From the extended way he is quoted, it is clear Mr. Cauthron is a well-read and contemplative man interested in the predictability and reliability of the law. He wants to preserve the ancient blessings inherent in many parts of American law. He doesn’t want thieves to escape punishment because jurors empathize with him by race. He doesn’t want a murderer freed because of prejudice on the part of a jury. He doesn’t want jurors doing outside reading on a case and base a decision on material not entered into evicence.
Mr. Cauthron is right to say that imposing jury nullification in civil cases would make litigating civil disputes almost impossible. But jury power is not a threat in business disputes. The impetus for jury rights and jury nullification by groups such as Fully Informed Jury Association in Montana is the blockading of tyranny in a criminal case where the moving party is a state-employed criminal prosecutor or a district attorney suing in civil court. It must be understood that when it comes to an evil law, people know how it works and that it is methodical and grindingly predictable. That is the problem that jury power solves. It makes such a machine-like law unenforceable, and makes prosecutors give up trying to harass the people with it.

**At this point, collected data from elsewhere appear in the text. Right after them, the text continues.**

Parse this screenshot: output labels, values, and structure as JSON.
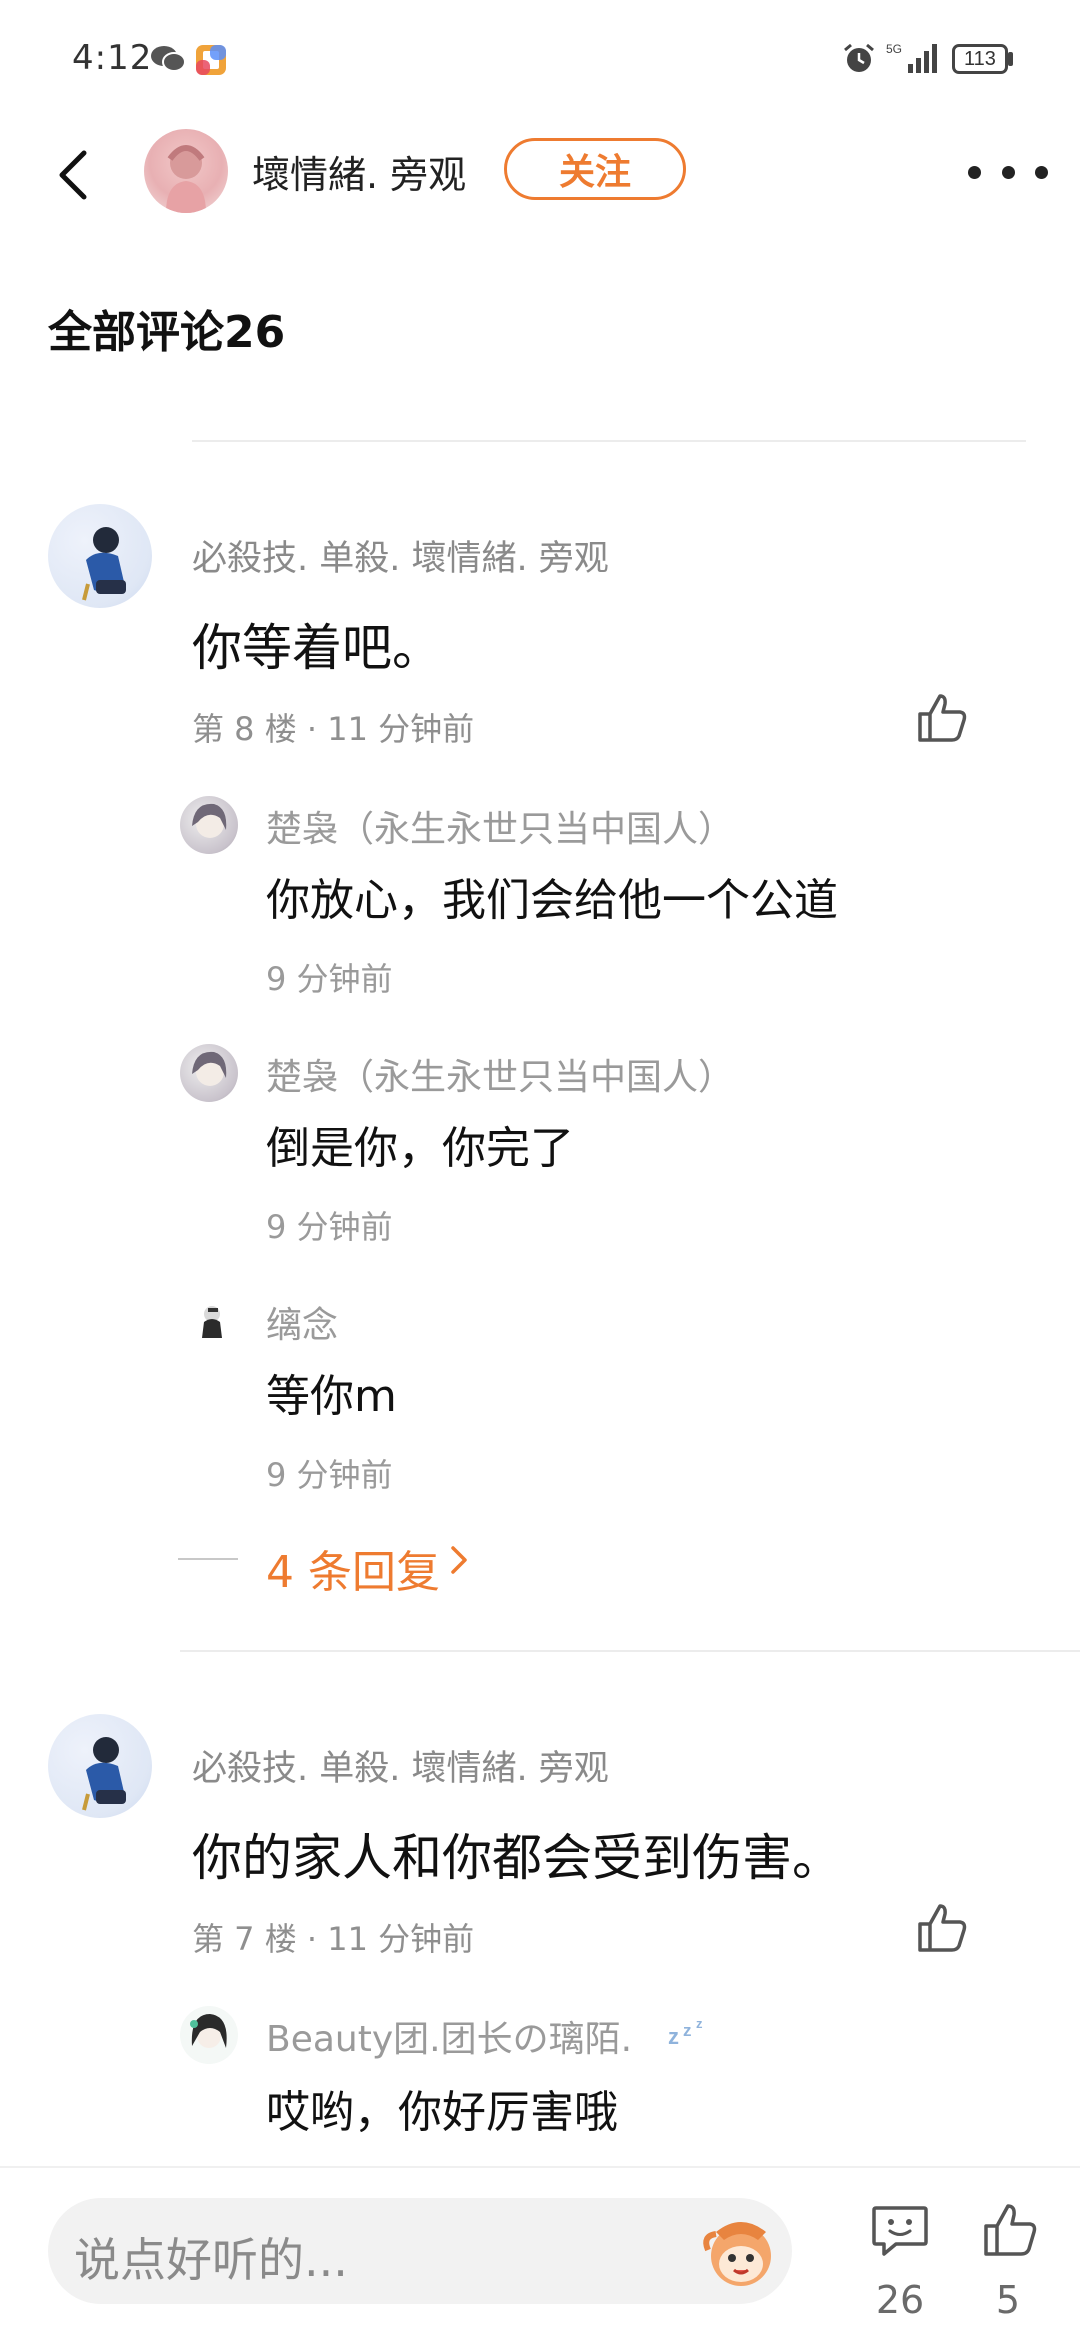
{
  "status_bar": {
    "time": "4:12",
    "network": "5G",
    "battery": "113"
  },
  "header": {
    "username": "壞情緒. 旁观",
    "follow_label": "关注"
  },
  "section_title": "全部评论26",
  "comments": [
    {
      "author": "必殺技. 单殺. 壞情緒. 旁观",
      "text": "你等着吧。",
      "floor": "第 8 楼 · 11 分钟前",
      "replies": [
        {
          "author": "楚袅（永生永世只当中国人）",
          "text": "你放心，我们会给他一个公道",
          "time": "9 分钟前"
        },
        {
          "author": "楚袅（永生永世只当中国人）",
          "text": "倒是你，你完了",
          "time": "9 分钟前"
        },
        {
          "author": "缡念",
          "text": "等你m",
          "time": "9 分钟前"
        }
      ],
      "more_replies": "4 条回复"
    },
    {
      "author": "必殺技. 单殺. 壞情緒. 旁观",
      "text": "你的家人和你都会受到伤害。",
      "floor": "第 7 楼 · 11 分钟前",
      "replies": [
        {
          "author": "Beauty团.团长の璃陌.",
          "text": "哎哟，你好厉害哦"
        }
      ]
    }
  ],
  "bottom_bar": {
    "input_placeholder": "说点好听的...",
    "comment_count": "26",
    "like_count": "5"
  },
  "colors": {
    "accent": "#ee7b30",
    "secondary_text": "#8a8a8a"
  }
}
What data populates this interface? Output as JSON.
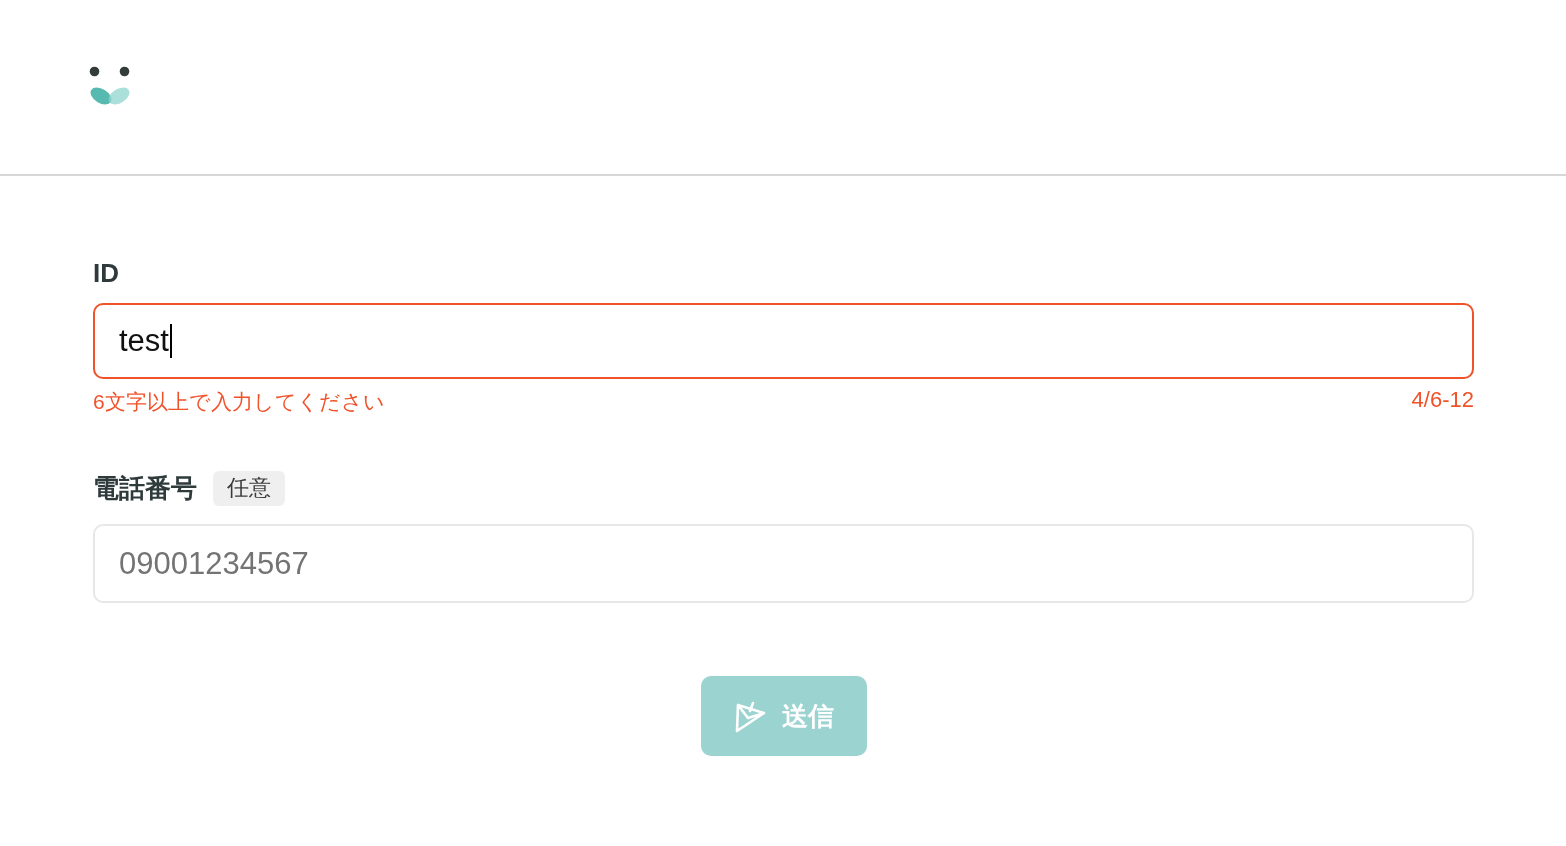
{
  "fields": [
    {
      "label": "ID",
      "value": "test",
      "focused": true,
      "invalid": true,
      "error": "6文字以上で入力してください",
      "counter": "4/6-12"
    },
    {
      "label": "電話番号",
      "badge": "任意",
      "placeholder": "09001234567",
      "focused": false,
      "invalid": false
    }
  ],
  "submit_button": {
    "label": "送信",
    "disabled": true
  }
}
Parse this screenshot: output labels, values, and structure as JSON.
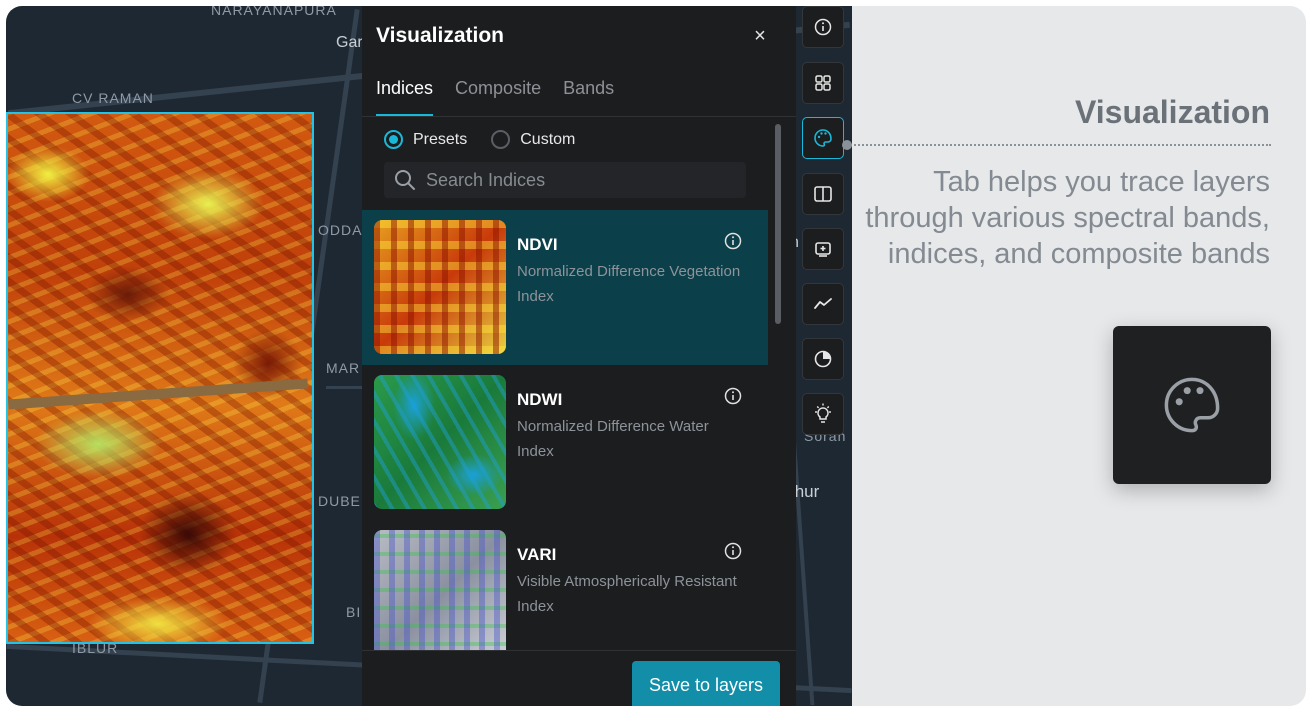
{
  "map": {
    "labels": [
      "NARAYANAPURA",
      "Gar",
      "CV RAMAN",
      "ODDA",
      "MAR",
      "DUBE",
      "BI",
      "IBLUR",
      "h",
      "thur",
      "Soran"
    ]
  },
  "panel": {
    "title": "Visualization",
    "close_label": "×",
    "tabs": [
      {
        "label": "Indices",
        "active": true
      },
      {
        "label": "Composite",
        "active": false
      },
      {
        "label": "Bands",
        "active": false
      }
    ],
    "radios": [
      {
        "label": "Presets",
        "selected": true
      },
      {
        "label": "Custom",
        "selected": false
      }
    ],
    "search": {
      "placeholder": "Search Indices"
    },
    "items": [
      {
        "name": "NDVI",
        "desc": "Normalized Difference Vegetation Index",
        "selected": true
      },
      {
        "name": "NDWI",
        "desc": "Normalized Difference Water Index",
        "selected": false
      },
      {
        "name": "VARI",
        "desc": "Visible Atmospherically Resistant Index",
        "selected": false
      }
    ],
    "save_label": "Save to layers"
  },
  "toolbar": {
    "tools": [
      "info-icon",
      "grid-icon",
      "palette-icon",
      "split-view-icon",
      "add-layer-icon",
      "chart-line-icon",
      "pie-chart-icon",
      "lightbulb-icon"
    ],
    "active": "palette-icon"
  },
  "callout": {
    "title": "Visualization",
    "text": "Tab helps you trace layers through various spectral bands, indices, and composite bands"
  },
  "colors": {
    "accent": "#1ab8d8",
    "selected_row": "#0b3f4a",
    "save_button": "#138ea8",
    "panel_bg": "#1c1d1f"
  }
}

And almost always, such dangers are in federal jurisdiction. But we contemplate our rights as jurors in our home state’s courts, because the understanding of jury rights transfers to federal court, even though U.S. district court judges are dead set against the concept.
John Gillooly, “Rep. Gregory files bill on jurors’ rights,” The Marietta Daily Journal, Jan. 16, 2013. We should be grateful this newspaper ran a detailed story about the bill and offered extended quotes from Mr. Cauthron.